I'm also curious whether some of the tone of the letters might be the result of translation? I am willing to overlook some of the possible "attitude" because it might not be the way he intended it...

Anonymous said...

One major point is that all art is created out of isolation. Sex robs you of that. The only poem of Kappus' that Rilke quotes is

Sonett

Durch mein Leben zittert ohne Klage,
ohne Seufzer ein tiefdunkles Weh.
Meiner Träume reiner Blütenschnee
Ist die Weihe meiner stillsten Tage.

Öfter aber kreuzt die große Frage
Meinen Pfad.
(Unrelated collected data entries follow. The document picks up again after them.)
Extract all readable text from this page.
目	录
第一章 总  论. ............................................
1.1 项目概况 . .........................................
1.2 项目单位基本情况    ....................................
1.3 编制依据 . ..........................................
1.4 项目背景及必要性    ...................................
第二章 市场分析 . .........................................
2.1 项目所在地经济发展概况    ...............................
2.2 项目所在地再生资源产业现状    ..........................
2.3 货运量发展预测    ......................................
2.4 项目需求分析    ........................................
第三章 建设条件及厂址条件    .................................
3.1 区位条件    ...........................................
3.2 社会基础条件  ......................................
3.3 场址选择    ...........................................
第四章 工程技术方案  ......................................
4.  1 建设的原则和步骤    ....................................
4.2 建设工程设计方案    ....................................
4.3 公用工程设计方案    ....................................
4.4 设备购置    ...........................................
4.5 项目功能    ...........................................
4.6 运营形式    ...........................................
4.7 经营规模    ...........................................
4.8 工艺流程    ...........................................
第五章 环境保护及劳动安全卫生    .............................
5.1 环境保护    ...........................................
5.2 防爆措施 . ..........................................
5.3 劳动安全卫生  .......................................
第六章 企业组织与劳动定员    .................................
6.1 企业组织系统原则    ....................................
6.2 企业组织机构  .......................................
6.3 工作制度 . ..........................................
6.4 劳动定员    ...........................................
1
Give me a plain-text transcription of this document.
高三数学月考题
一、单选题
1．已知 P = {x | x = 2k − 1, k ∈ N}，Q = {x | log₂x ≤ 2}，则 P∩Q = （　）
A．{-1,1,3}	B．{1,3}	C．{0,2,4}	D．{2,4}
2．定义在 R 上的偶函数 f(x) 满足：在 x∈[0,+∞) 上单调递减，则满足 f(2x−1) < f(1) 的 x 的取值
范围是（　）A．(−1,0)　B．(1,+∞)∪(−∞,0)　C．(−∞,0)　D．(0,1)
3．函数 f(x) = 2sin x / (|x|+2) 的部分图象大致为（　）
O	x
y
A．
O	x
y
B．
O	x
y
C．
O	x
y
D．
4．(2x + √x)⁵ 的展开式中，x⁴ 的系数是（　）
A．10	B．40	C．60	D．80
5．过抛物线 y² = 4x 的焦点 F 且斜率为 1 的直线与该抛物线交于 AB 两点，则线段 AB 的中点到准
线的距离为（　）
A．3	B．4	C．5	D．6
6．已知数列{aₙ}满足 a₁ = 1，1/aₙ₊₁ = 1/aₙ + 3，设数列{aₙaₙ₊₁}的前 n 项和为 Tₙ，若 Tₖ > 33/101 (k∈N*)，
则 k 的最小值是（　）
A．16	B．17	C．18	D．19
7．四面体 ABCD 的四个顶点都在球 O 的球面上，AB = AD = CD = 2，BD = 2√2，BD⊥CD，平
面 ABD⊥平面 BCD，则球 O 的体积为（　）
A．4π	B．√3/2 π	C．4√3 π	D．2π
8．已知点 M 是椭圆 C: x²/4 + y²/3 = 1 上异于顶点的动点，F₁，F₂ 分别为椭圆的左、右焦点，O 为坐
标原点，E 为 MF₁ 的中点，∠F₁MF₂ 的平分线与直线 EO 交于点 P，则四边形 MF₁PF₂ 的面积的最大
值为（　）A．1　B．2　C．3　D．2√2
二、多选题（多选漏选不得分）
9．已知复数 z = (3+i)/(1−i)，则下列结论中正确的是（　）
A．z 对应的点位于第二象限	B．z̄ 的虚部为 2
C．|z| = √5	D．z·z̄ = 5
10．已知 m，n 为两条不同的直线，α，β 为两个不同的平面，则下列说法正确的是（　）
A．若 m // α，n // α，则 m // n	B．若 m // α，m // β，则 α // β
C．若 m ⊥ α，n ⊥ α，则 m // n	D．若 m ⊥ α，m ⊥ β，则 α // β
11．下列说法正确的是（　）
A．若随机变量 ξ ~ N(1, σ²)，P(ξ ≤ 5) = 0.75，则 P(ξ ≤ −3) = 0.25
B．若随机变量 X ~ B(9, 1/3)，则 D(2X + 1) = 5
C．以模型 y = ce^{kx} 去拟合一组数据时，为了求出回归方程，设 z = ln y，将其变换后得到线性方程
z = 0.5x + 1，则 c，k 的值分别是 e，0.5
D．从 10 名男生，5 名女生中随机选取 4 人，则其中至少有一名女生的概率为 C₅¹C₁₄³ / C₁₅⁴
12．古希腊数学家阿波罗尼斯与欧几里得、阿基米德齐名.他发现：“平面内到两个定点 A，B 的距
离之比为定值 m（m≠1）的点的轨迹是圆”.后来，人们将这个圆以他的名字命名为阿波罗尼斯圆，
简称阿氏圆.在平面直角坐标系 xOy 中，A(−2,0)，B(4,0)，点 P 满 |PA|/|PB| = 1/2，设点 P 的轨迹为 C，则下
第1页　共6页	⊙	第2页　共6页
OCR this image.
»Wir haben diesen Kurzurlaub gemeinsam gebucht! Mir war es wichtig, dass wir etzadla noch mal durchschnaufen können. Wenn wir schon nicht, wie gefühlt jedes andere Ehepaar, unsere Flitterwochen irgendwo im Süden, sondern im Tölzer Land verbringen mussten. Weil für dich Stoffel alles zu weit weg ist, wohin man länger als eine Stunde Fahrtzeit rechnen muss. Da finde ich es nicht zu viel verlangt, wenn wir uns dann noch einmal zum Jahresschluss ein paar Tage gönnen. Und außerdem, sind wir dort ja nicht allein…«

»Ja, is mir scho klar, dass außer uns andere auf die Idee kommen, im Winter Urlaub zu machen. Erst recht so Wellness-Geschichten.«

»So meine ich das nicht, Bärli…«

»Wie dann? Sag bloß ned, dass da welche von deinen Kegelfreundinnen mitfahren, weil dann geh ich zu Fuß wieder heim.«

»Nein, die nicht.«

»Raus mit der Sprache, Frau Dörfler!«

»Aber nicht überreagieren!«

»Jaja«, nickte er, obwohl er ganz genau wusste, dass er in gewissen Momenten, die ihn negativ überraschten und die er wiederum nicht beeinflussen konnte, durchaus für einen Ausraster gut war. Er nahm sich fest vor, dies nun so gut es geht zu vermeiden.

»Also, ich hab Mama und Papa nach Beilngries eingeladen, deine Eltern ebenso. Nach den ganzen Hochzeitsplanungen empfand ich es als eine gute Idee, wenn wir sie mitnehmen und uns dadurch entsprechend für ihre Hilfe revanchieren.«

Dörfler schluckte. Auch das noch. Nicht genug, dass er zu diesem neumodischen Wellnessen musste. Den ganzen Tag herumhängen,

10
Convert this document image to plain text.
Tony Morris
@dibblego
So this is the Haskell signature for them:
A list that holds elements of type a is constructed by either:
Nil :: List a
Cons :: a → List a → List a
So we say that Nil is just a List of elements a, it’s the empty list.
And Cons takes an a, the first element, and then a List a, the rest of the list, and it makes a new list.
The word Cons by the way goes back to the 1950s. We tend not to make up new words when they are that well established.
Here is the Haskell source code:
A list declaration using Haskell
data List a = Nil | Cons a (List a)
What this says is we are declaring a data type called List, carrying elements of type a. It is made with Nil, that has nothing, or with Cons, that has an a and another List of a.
Ich werde klein und geh
Kalt vorüber wie an einem See,
dessen Flut ich nicht zu messen wage.

Und dann sinkt ein Leid auf mich, so trübe
Wie das Grau glanzarmer Sommernächte,
die ein Stern durchflimmert dann und wann -:

Meine Hände tasten dann nach Liebe,
weil ich gerne Laute beten möchte,
die mein heißer Mund nicht finden kann...

(Franz Xaver Kappus)

Then my hands grasp for love
because I would gladly pray some sounds,
that my hot mouth cannot find...

This sonnet is a mixture of hot and cold and if this is the best he did,...

Rilke assumes an inner wasteland, which must be confronted before art can be produced.